The lib helper that fixes it is one line of business logic and saves every future dashboard:

python


def align_pivot_ids(widget: dict) -> dict:
    name = widget["config"]["name"]
    for pivot in widget["config"].get("row_pivots", []):
        pivot["id"] = name
    for pivot in widget["config"].get("column_pivots", []):
        pivot["id"] = name
    return widget

Run it on every widget before posting the view. Trivial. Took forever to find.

The 1000-field wall

VMware's vCenter+ESXi firehose is ~2.2M messages/day. After a few weeks of running, a chunk of those started failing to index. The Graylog "Indexer Failures" page showed 188K errors on graylog_12 with the same shape:

text


Limit of total fields [1000] in index [graylog_12] has been exceeded

OpenSearch caps a single index's mapping at 1000 fields by default.
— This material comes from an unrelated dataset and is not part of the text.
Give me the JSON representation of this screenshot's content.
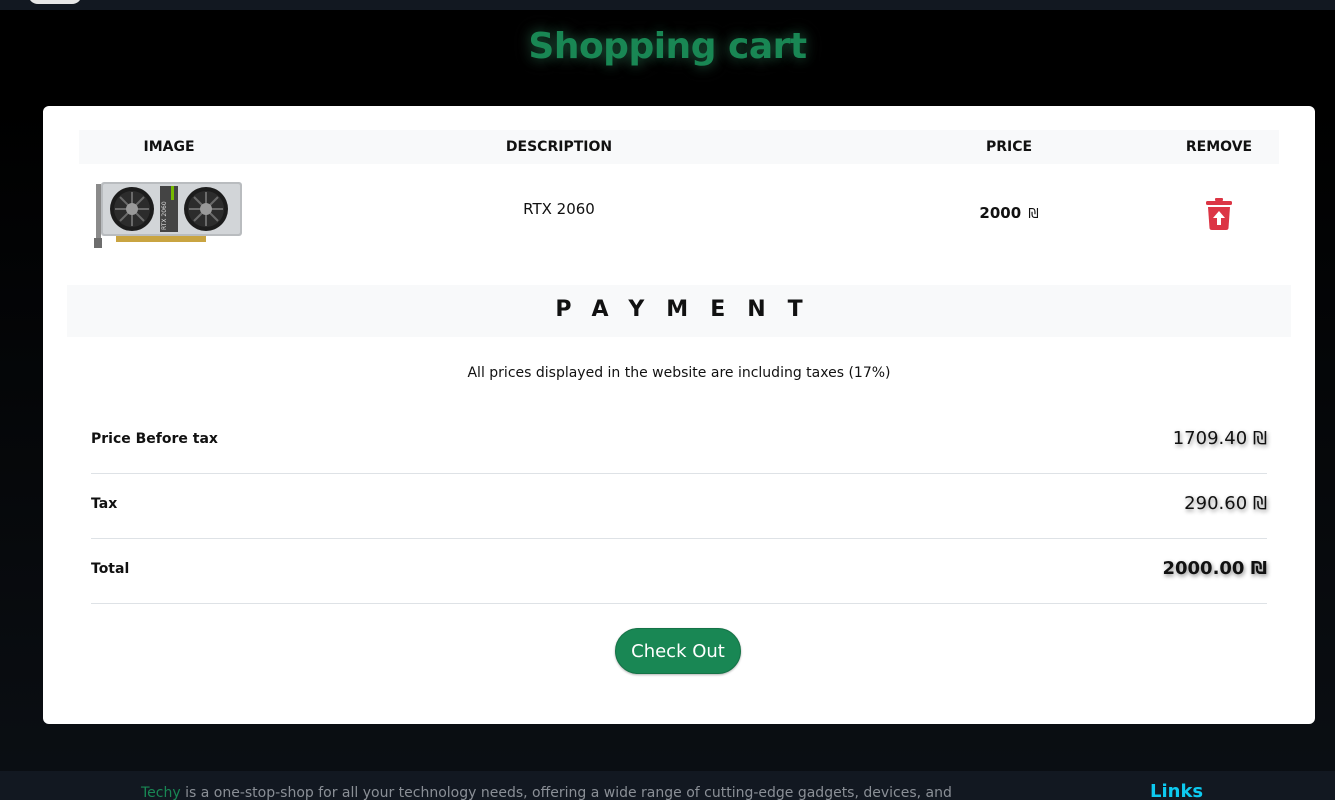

ESXi messages include a long tail of nested vmware_app.* properties; combined with everything else flowing into the default index set, the mapping pushed past the cap and new fields stopped being added (which silently dropped messages).
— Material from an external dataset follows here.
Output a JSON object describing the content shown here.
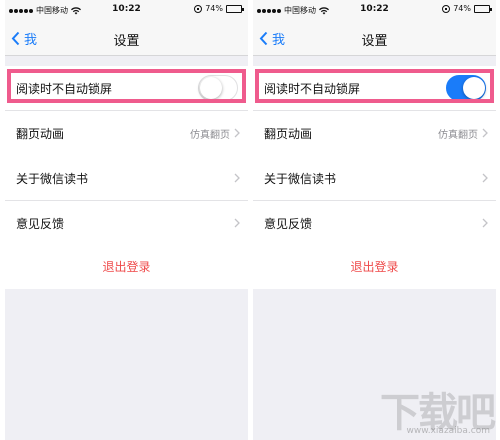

Two options: raise the cap, or partition. I went with partition — every high-cardinality source now gets its own index set:

text


iLO Redfish      → ilo_redfish_*
VMware           → vmware_*
Palo Alto        → panos_*
Infoblox UDDI    → uddi_*
Infoblox NIOS    → nios_*
Aruba AP         → aruba_*

Each script in indexing/ creates the index set with TimeBasedSizeOptimizingStrategy rotation and atomically repoints the existing stream(s) from the default set. The default index gets a fresh rotation afterward so the new clean index doesn't inherit the bloated mapping. The pattern lives in indexing/ilo_redfish.py if you want to copy it.

VMware Inventory dashboard page showing 2.2M messages, 76 apps, sources pie chart, and a Top 30 apps list — all flowing into the dedicated vmware_* index set

The VMware Inventory page above is what falls out of the partition: every vmware_app.* field has somewhere clean to live, the firehose stops eating the default index's field budget, and the "Top 30 apps" pivot can finally render without the half-mapped fields it used to fight with.

Splicing one rule into someone else's pipeline

The pre-existing Enrichment pipeline already handled client_ip → client_fqdn, sender_ip → sender_fqdn, and the MaxMind geo lookup, all in stage 2. I wanted to add destination_ip → destination_fqdn (so the Palo Alto Top Destinations table could show real names instead of just IPs) without rewriting the whole pipeline definition or risking the user's existing rules.

The splicer fetches the live pipeline source, parses the stage 2 body, inserts a rule "ipam enrich destination_fqdn"; line if it's not already there, and PUTs the result back. Idempotent: re-running is a no-op when the rule is present. The new rule itself is the same shape as the existing ones, just keyed on destination_ip:

text


rule "ipam enrich destination_fqdn"
when has_field("destination_ip")
then
  let ip = to_string($message.destination_ip);
  let fqdn = lookup_value("infoblox-nios-ptr", ip);
  set_field("destination_fqdn", to_string(fqdn));
end

Top Destinations now shows nas.darknetian.com for the internal traffic and unknown for everything external (which is honest — the LAN PTR set doesn't cover the public internet).

What's in the repo

Everything mentioned here is in github.com/nicknacnic/graylog:

apply_all.py — the one-shot orchestrator
indexing/ — per-source index sets + stream repoint scripts
pipelines/ — JSON specs for Cradlepoint, Aruba, VMware, MAC Enrichment + the destination_fqdn splicer
lookups/mac_to_hostname.py — Graylog data adapter / cache / lookup table creation
tools/nios_mac_to_graylog_csv.py — the NIOS MAC exporter
dashboards/ — multi-page view builders (iLO, VMware, Palo Alto, Infoblox Ops) plus single-page ones (Cradlepoint, Aruba)
lib/graylog.py — stdlib HTTP client + widget/search/view builders, including the align_pivot_ids helper that earns its keep

Next on the bench is a threat-intel lookup chain — pulling Infoblox TIDE indicators into a Graylog adapter so Palo Alto and UDDI streams can tag matches at ingest. That's the third post in this enrichment arc. Until then, happy hunting.